There is a problem that exists in the field of higher education, in which there is a disparity in visual literacy skills between millennial learners and their educators. Visual literacy is the ability to understand and produce visual messages (Bleed, 2005). Educators responsible for teaching millennial learners do not possess the same visual literacy skillset as the younger generation. Despite requisite academic skills, visual literacy remains an area of education largely ignored in pre-service teacher preparation and professional development (Comer, Troutman, & Vasquez, 2010). This problem affects learners who do not benefit from graphics that would be ideally suited to the learning objectives. The problem also affects educators, who face a disconnect when trying to communicate information to learners in a highly visual manner. A possible cause for this problem is that visual literacy skills are often considered trivial, transitory, and non-academic, often taught only in specialized courses and disciplines (Bleed, 2005).
Elkins suggested that visual literacy skills include an understanding of how people perceive graphics and imagery; interpret what they see, and what they will learn from them (as cited in Challons-Lipton & Emanuel, 2013). Although a new generation of learner exists, educational institutions have not yet adjusted to this change. New learners, constantly evolving technologies and workforce skills, and new modes of creative expression are driving the need for visual literacy skills, which will become a prerequisite skill as visual media are integral to how we work, communicate, and educate (Bleed, 2005). This problem is likely to continue without intervention, as the integral use of technology will continue to influence visual literacy skills in coming generations. The majority of academics are hired on the basis of academic qualifications and research experience, with less emphasis placed on formal higher education teaching experience. Most begin by teaching how they were taught, or by experimenting with a variety of different teaching methods, merging how they prefer to learn with approaches that they found effective in their own higher education experience. As a result, bad habits often remain uncorrected, especially in the use of visual material, which tends to be considered an appendage to a lecture, even used to take the focus off the speaker (Albertson, 2010). This project examines the visual needs of the next generation of learners, and the gap that exists between those needs and current academic practice.

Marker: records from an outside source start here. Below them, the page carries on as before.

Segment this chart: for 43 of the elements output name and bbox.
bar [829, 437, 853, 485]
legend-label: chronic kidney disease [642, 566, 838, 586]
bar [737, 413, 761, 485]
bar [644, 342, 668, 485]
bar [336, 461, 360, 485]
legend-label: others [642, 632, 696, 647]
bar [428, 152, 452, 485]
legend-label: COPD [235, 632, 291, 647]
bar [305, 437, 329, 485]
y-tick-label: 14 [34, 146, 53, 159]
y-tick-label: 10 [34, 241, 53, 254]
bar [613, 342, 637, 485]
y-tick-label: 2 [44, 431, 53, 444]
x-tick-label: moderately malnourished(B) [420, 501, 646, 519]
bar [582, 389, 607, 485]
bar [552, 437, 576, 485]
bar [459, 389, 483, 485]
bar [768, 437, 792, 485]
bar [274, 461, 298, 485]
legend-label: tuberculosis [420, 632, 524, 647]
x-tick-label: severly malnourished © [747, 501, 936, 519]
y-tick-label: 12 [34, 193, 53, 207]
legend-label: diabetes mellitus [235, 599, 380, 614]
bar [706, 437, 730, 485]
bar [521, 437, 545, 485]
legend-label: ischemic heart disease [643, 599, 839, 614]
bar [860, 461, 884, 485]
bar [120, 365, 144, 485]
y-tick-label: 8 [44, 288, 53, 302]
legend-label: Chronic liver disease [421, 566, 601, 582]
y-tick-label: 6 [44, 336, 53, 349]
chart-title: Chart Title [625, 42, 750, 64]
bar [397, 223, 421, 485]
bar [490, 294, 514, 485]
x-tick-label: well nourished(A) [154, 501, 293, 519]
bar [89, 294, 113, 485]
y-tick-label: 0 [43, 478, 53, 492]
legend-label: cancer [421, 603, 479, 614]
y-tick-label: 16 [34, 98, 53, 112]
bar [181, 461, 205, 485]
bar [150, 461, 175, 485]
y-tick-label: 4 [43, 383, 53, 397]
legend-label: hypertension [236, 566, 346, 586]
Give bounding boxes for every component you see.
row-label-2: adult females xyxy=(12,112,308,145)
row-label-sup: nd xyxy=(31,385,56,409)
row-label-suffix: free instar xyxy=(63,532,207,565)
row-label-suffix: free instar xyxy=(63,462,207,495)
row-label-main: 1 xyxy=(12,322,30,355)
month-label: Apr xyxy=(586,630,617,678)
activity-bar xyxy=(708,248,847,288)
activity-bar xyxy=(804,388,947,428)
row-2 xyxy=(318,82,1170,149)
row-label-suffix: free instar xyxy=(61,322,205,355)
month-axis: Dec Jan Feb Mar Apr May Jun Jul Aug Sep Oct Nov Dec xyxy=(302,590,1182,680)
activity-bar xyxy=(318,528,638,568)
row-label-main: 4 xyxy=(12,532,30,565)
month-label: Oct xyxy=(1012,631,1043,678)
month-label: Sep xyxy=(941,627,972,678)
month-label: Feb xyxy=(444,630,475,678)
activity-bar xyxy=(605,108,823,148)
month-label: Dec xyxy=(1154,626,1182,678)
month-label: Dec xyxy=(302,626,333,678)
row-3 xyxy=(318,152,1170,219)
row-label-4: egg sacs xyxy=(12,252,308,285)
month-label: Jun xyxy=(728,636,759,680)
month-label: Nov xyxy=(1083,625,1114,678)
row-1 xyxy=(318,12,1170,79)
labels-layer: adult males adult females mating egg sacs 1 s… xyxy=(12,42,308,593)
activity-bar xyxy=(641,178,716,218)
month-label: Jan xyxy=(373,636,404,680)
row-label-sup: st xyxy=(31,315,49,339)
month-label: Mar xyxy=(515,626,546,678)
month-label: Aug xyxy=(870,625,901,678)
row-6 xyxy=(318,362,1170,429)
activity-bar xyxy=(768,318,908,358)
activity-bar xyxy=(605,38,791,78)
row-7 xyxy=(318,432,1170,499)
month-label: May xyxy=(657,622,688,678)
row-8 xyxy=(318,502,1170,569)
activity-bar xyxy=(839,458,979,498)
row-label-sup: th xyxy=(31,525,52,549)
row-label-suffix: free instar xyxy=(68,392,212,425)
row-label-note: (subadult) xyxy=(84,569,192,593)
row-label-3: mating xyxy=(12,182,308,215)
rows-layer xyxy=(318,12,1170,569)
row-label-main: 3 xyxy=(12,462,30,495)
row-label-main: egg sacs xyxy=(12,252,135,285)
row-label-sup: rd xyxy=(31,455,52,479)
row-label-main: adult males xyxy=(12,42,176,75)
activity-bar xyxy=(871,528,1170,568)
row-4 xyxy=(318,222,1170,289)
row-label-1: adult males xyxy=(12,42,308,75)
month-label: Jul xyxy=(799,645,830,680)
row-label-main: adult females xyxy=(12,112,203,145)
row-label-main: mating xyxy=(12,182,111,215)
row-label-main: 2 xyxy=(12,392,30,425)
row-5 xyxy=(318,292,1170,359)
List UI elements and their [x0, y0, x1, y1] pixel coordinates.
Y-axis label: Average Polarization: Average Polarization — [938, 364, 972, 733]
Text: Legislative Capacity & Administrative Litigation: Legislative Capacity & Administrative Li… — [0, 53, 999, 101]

Brian Kennedy, director of the Hood Museum of Art at Dartmouth College speaks about the necessity for visual literacy. "Visual literacy is the ability to construct meaning from images. It's not a skill. It uses skills as a toolbox. It's a form of critical thinking that enhances your intellectual capacity."
Don Levy, a member of the Academy of Motion Picture Arts & Sciences, speaks on the topics of innovation, digital creativity, visual communications and visual effects. "I'm beginning to question what it really means to be literate today, and, if we pay enough attention to the idea of visual literacy."